Pratt & Whitney President David Hess told the Reuters Aerospace and Defense Summit the U.S. firm could go it alone with a version of its geared turbofan (GTF) engine, developed for regional jets, if partners failed to agree to a joint approach.
"This is kind of a dress rehearsal for the Airbus and Boeing narrow-body segment, which we think is starting to heat up," Hess said of the introduction of the GTF engine on the recently launched Bombardier BBDb.TO C Series.
“Airbus and Boeing are both taking a harder look at re-engining programs that could potentially get launched next year,” he said.
Some airlines are pressing for more efficient engines on the Airbus A320 and Boeing 737, two families of jets that make up the backbones of their short-haul and medium-haul fleets.
But with a combined backlog of almost 4,500 such planes worth over $300 billion at list prices, the planemakers can ill afford to risk cancellations by embarking on a complete make-over until engine makers can deliver a dramatic leap in efficiency.
To remain competitive, analysts expect the planemakers to take a half-way step by equipping existing airframes with new engines capable of delivering 10 percent less fuel burn, as opposed to possibly 25 percent gains in a future all-new plane.

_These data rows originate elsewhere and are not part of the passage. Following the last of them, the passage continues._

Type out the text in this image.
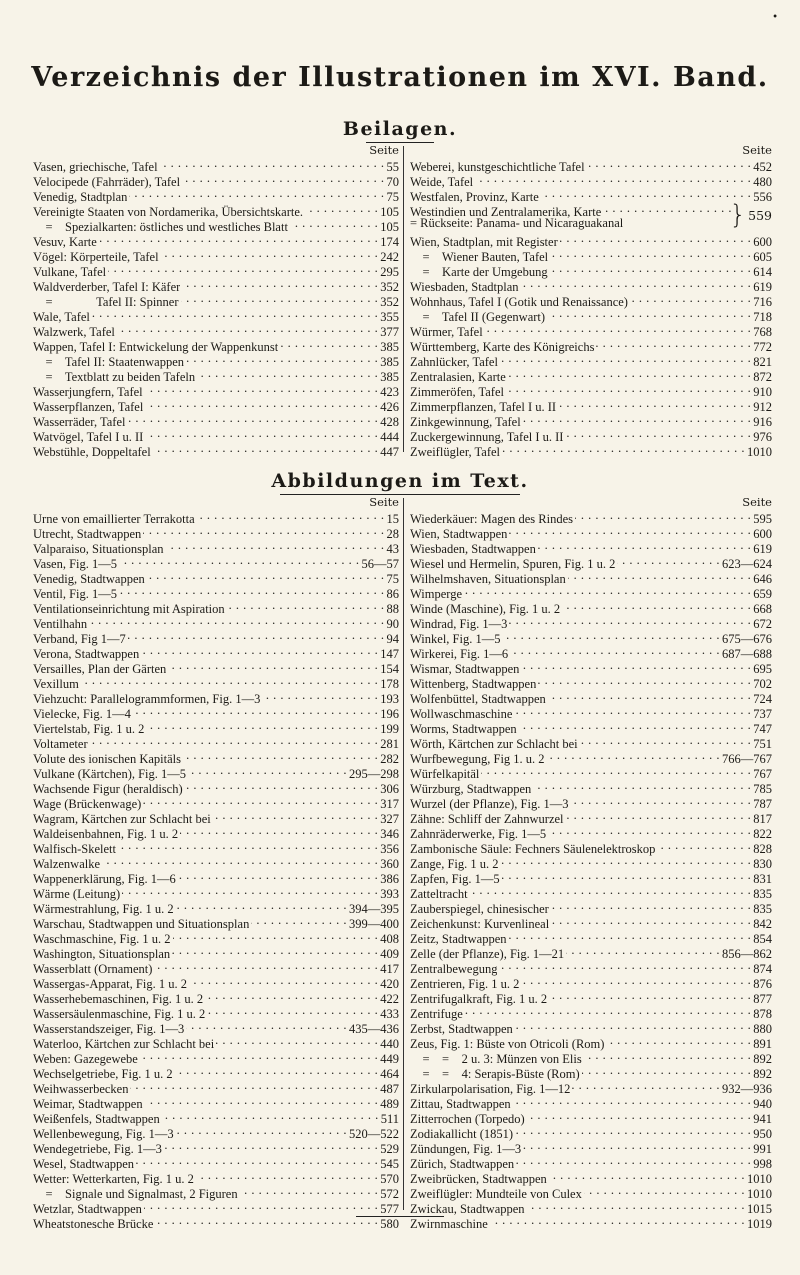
•
Verzeichnis der Illustrationen im XVI. Band.
Beilagen.
Seite
Vasen, griechische, Tafel . . .	55
Velocipede (Fahrräder), Tafel . . .	70
Venedig, Stadtplan . . .	75
Vereinigte Staaten von Nordamerika, Übersichtskarte. . . .	105
=    Spezialkarten: östliches und westliches Blatt . . .	105
Vesuv, Karte . . .	174
Vögel: Körperteile, Tafel . . .	242
Vulkane, Tafel . . .	295
Waldverderber, Tafel I: Käfer . . .	352
=              Tafel II: Spinner . . .	352
Wale, Tafel . . .	355
Walzwerk, Tafel . . .	377
Wappen, Tafel I: Entwickelung der Wappenkunst . . .	385
=    Tafel II: Staatenwappen . . .	385
=    Textblatt zu beiden Tafeln . . .	385
Wasserjungfern, Tafel . . .	423
Wasserpflanzen, Tafel . . .	426
Wasserräder, Tafel . . .	428
Watvögel, Tafel I u. II . . .	444
Webstühle, Doppeltafel . . .	447
Seite
Weberei, kunstgeschichtliche Tafel . . .	452
Weide, Tafel . . .	480
Westfalen, Provinz, Karte . . .	556
Westindien und Zentralamerika, Karte
. . .
= Rückseite: Panama- und Nicaraguakanal	} 559
Wien, Stadtplan, mit Register . . .	600
=    Wiener Bauten, Tafel . . .	605
=    Karte der Umgebung . . .	614
Wiesbaden, Stadtplan . . .	619
Wohnhaus, Tafel I (Gotik und Renaissance) . . .	716
=    Tafel II (Gegenwart) . . .	718
Würmer, Tafel . . .	768
Württemberg, Karte des Königreichs . . .	772
Zahnlücker, Tafel . . .	821
Zentralasien, Karte . . .	872
Zimmeröfen, Tafel . . .	910
Zimmerpflanzen, Tafel I u. II . . .	912
Zinkgewinnung, Tafel . . .	916
Zuckergewinnung, Tafel I u. II . . .	976
Zweiflügler, Tafel . . .	1010
Abbildungen im Text.
Seite
Urne von emaillierter Terrakotta . . .	15
Utrecht, Stadtwappen . . .	28
Valparaiso, Situationsplan . . .	43
Vasen, Fig. 1—5 . . .	56—57
Venedig, Stadtwappen . . .	75
Ventil, Fig. 1—5 . . .	86
Ventilationseinrichtung mit Aspiration . . .	88
Ventilhahn . . .	90
Verband, Fig 1—7 . . .	94
Verona, Stadtwappen . . .	147
Versailles, Plan der Gärten . . .	154
Vexillum . . .	178
Viehzucht: Parallelogrammformen, Fig. 1—3 . . .	193
Vielecke, Fig. 1—4 . . .	196
Viertelstab, Fig. 1 u. 2 . . .	199
Voltameter . . .	281
Volute des ionischen Kapitäls . . .	282
Vulkane (Kärtchen), Fig. 1—5 . . .	295—298
Wachsende Figur (heraldisch) . . .	306
Wage (Brückenwage) . . .	317
Wagram, Kärtchen zur Schlacht bei . . .	327
Waldeisenbahnen, Fig. 1 u. 2 . . .	346
Walfisch-Skelett . . .	356
Walzenwalke . . .	360
Wappenerklärung, Fig. 1—6 . . .	386
Wärme (Leitung) . . .	393
Wärmestrahlung, Fig. 1 u. 2 . . .	394—395
Warschau, Stadtwappen und Situationsplan . . .	399—400
Waschmaschine, Fig. 1 u. 2 . . .	408
Washington, Situationsplan . . .	409
Wasserblatt (Ornament) . . .	417
Wassergas-Apparat, Fig. 1 u. 2 . . .	420
Wasserhebemaschinen, Fig. 1 u. 2 . . .	422
Wassersäulenmaschine, Fig. 1 u. 2 . . .	433
Wasserstandszeiger, Fig. 1—3 . . .	435—436
Waterloo, Kärtchen zur Schlacht bei . . .	440
Weben: Gazegewebe . . .	449
Wechselgetriebe, Fig. 1 u. 2 . . .	464
Weihwasserbecken . . .	487
Weimar, Stadtwappen . . .	489
Weißenfels, Stadtwappen . . .	511
Wellenbewegung, Fig. 1—3 . . .	520—522
Wendegetriebe, Fig. 1—3 . . .	529
Wesel, Stadtwappen . . .	545
Wetter: Wetterkarten, Fig. 1 u. 2 . . .	570
=    Signale und Signalmast, 2 Figuren . . .	572
Wetzlar, Stadtwappen . . .	577
Wheatstonesche Brücke . . .	580
Seite
Wiederkäuer: Magen des Rindes . . .	595
Wien, Stadtwappen . . .	600
Wiesbaden, Stadtwappen . . .	619
Wiesel und Hermelin, Spuren, Fig. 1 u. 2 . . .	623—624
Wilhelmshaven, Situationsplan . . .	646
Wimperge . . .	659
Winde (Maschine), Fig. 1 u. 2 . . .	668
Windrad, Fig. 1—3 . . .	672
Winkel, Fig. 1—5 . . .	675—676
Wirkerei, Fig. 1—6 . . .	687—688
Wismar, Stadtwappen . . .	695
Wittenberg, Stadtwappen . . .	702
Wolfenbüttel, Stadtwappen . . .	724
Wollwaschmaschine . . .	737
Worms, Stadtwappen . . .	747
Wörth, Kärtchen zur Schlacht bei . . .	751
Wurfbewegung, Fig 1. u. 2 . . .	766—767
Würfelkapitäl . . .	767
Würzburg, Stadtwappen . . .	785
Wurzel (der Pflanze), Fig. 1—3 . . .	787
Zähne: Schliff der Zahnwurzel . . .	817
Zahnräderwerke, Fig. 1—5 . . .	822
Zambonische Säule: Fechners Säulenelektroskop . . .	828
Zange, Fig. 1 u. 2 . . .	830
Zapfen, Fig. 1—5 . . .	831
Zatteltracht . . .	835
Zauberspiegel, chinesischer . . .	835
Zeichenkunst: Kurvenlineal . . .	842
Zeitz, Stadtwappen . . .	854
Zelle (der Pflanze), Fig. 1—21 . . .	856—862
Zentralbewegung . . .	874
Zentrieren, Fig. 1 u. 2 . . .	876
Zentrifugalkraft, Fig. 1 u. 2 . . .	877
Zentrifuge . . .	878
Zerbst, Stadtwappen . . .	880
Zeus, Fig. 1: Büste von Otricoli (Rom) . . .	891
=    =    2 u. 3: Münzen von Elis . . .	892
=    =    4: Serapis-Büste (Rom) . . .	892
Zirkularpolarisation, Fig. 1—12 . . .	932—936
Zittau, Stadtwappen . . .	940
Zitterrochen (Torpedo) . . .	941
Zodiakallicht (1851) . . .	950
Zündungen, Fig. 1—3 . . .	991
Zürich, Stadtwappen . . .	998
Zweibrücken, Stadtwappen . . .	1010
Zweiflügler: Mundteile von Culex . . .	1010
Zwickau, Stadtwappen . . .	1015
Zwirnmaschine . . .	1019
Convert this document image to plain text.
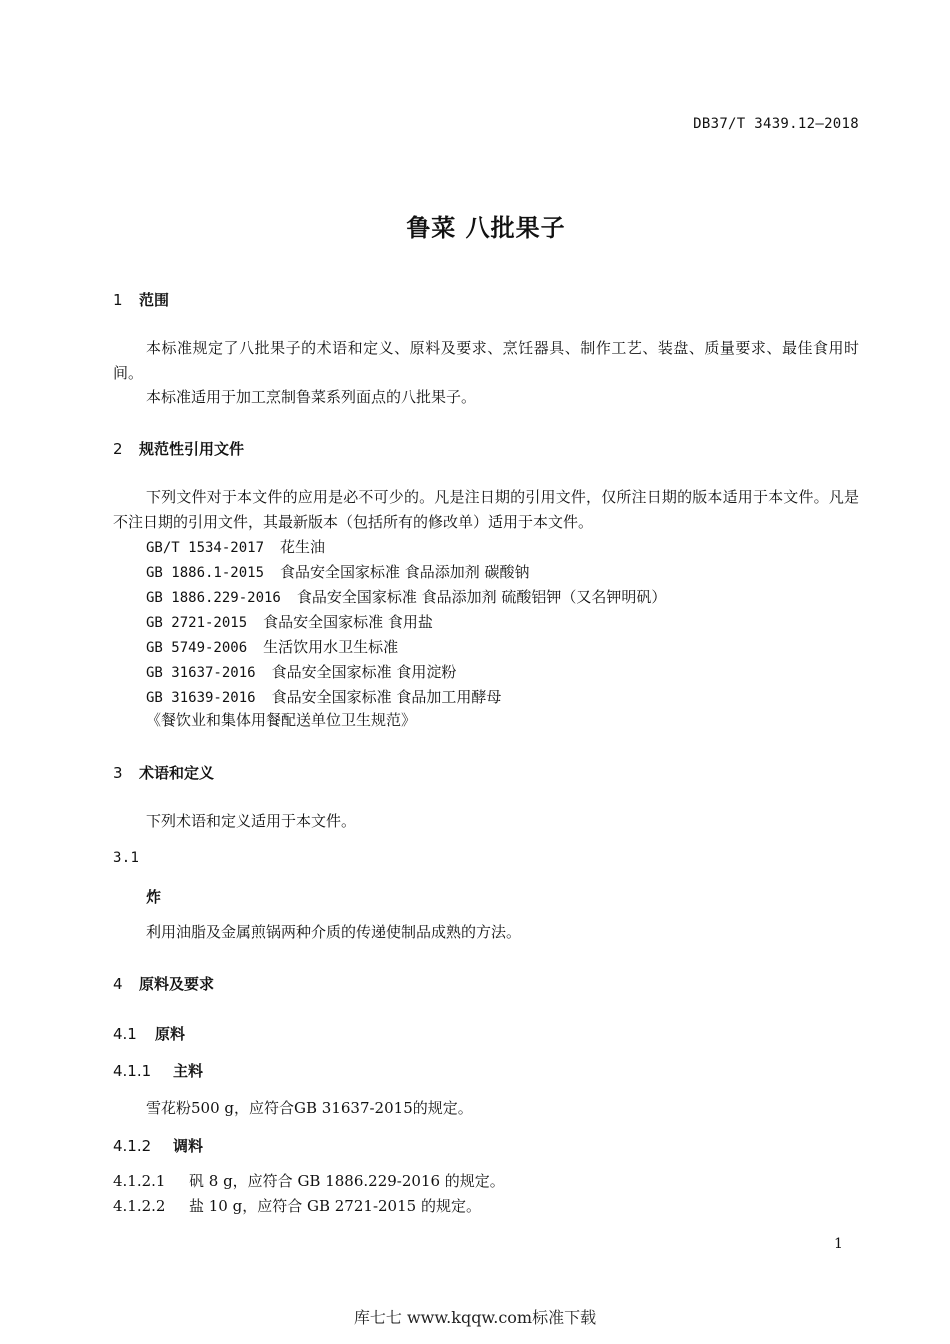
DB37/T 3439.12—2018
鲁菜 八批果子
1 范围
本标准规定了八批果子的术语和定义、原料及要求、烹饪器具、制作工艺、装盘、质量要求、最佳食用时间。
本标准适用于加工烹制鲁菜系列面点的八批果子。
2 规范性引用文件
下列文件对于本文件的应用是必不可少的。凡是注日期的引用文件，仅所注日期的版本适用于本文件。凡是不注日期的引用文件，其最新版本（包括所有的修改单）适用于本文件。
GB/T 1534-2017 花生油
GB 1886.1-2015 食品安全国家标准 食品添加剂 碳酸钠
GB 1886.229-2016 食品安全国家标准 食品添加剂 硫酸铝钾（又名钾明矾）
GB 2721-2015 食品安全国家标准 食用盐
GB 5749-2006 生活饮用水卫生标准
GB 31637-2016 食品安全国家标准 食用淀粉
GB 31639-2016 食品安全国家标准 食品加工用酵母
《餐饮业和集体用餐配送单位卫生规范》
3 术语和定义
下列术语和定义适用于本文件。
3.1
炸
利用油脂及金属煎锅两种介质的传递使制品成熟的方法。
4 原料及要求
4.1 原料
4.1.1 主料
雪花粉500 g，应符合GB 31637-2015的规定。
4.1.2 调料
4.1.2.1 矾 8 g，应符合 GB 1886.229-2016 的规定。
4.1.2.2 盐 10 g，应符合 GB 2721-2015 的规定。
1
库七七 www.kqqw.com标准下载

“I can’t imagine they would do it (a re-engine project) for less than double-digit gains,” Hess said.
But he said the consortium in which Pratt & Whitney, a unit of United Technologies UTX.N, competes in the single-aisle aircraft market, International Aero Engines, was split over how to tackle such projects.
“We are unable at this point to reach agreement with Rolls on how to do that but we are still talking, but if we can’t agree we are prepared to make an offer as Pratt in partnership with others.”
Rolls-Royce RR.L was unavailable for comment.
New aircraft engine developments typically cost about $1 billion and represent major gambles for their manufacturers who have made a web of overlapping alliances to fund investments.
Pratt has 30 percent of the International Aero Engines alliance with Rolls-Royce, MTU Aero Engines MTXGn.DE of Germany and a trio of Japanese heavy engineering companies.
IAE has a roughly 50 percent market share on the Airbus A320 series where it competes with CFM International, a joint venture between General Electric GE.N and France's Safran SAF.PA. CFM is the sole supplier on Boeing's 737 series.
Hess noted that Airbus was confident of maintaining single-aisle production levels in 2010 but that a reduction of 5 percent or so would be “manageable” with six months’ notice.
Risks to narrow-body commercial aircraft production levels look greater in 2011 than in 2010, he said.
Pratt & Whitney, which once dominated the engine market for large commercial jet transport before losing market share to GE and Rolls-Royce, aims to boost its portfolio in the wide-body market, partnering others where it makes sense, Hess said.
The United Technologies subsidiary already partners with GE in an engine for the Airbus A380, the world’s largest airliner, competing with Rolls-Royce.
Hess said there were no signs the superjumbo’s top customer, Emirates, was planning to trim back deliveries as a result of Dubai’s recent financial crisis. Emirates has ordered 58 A380s fitted with the Engine Alliance power plants from Pratt and GE.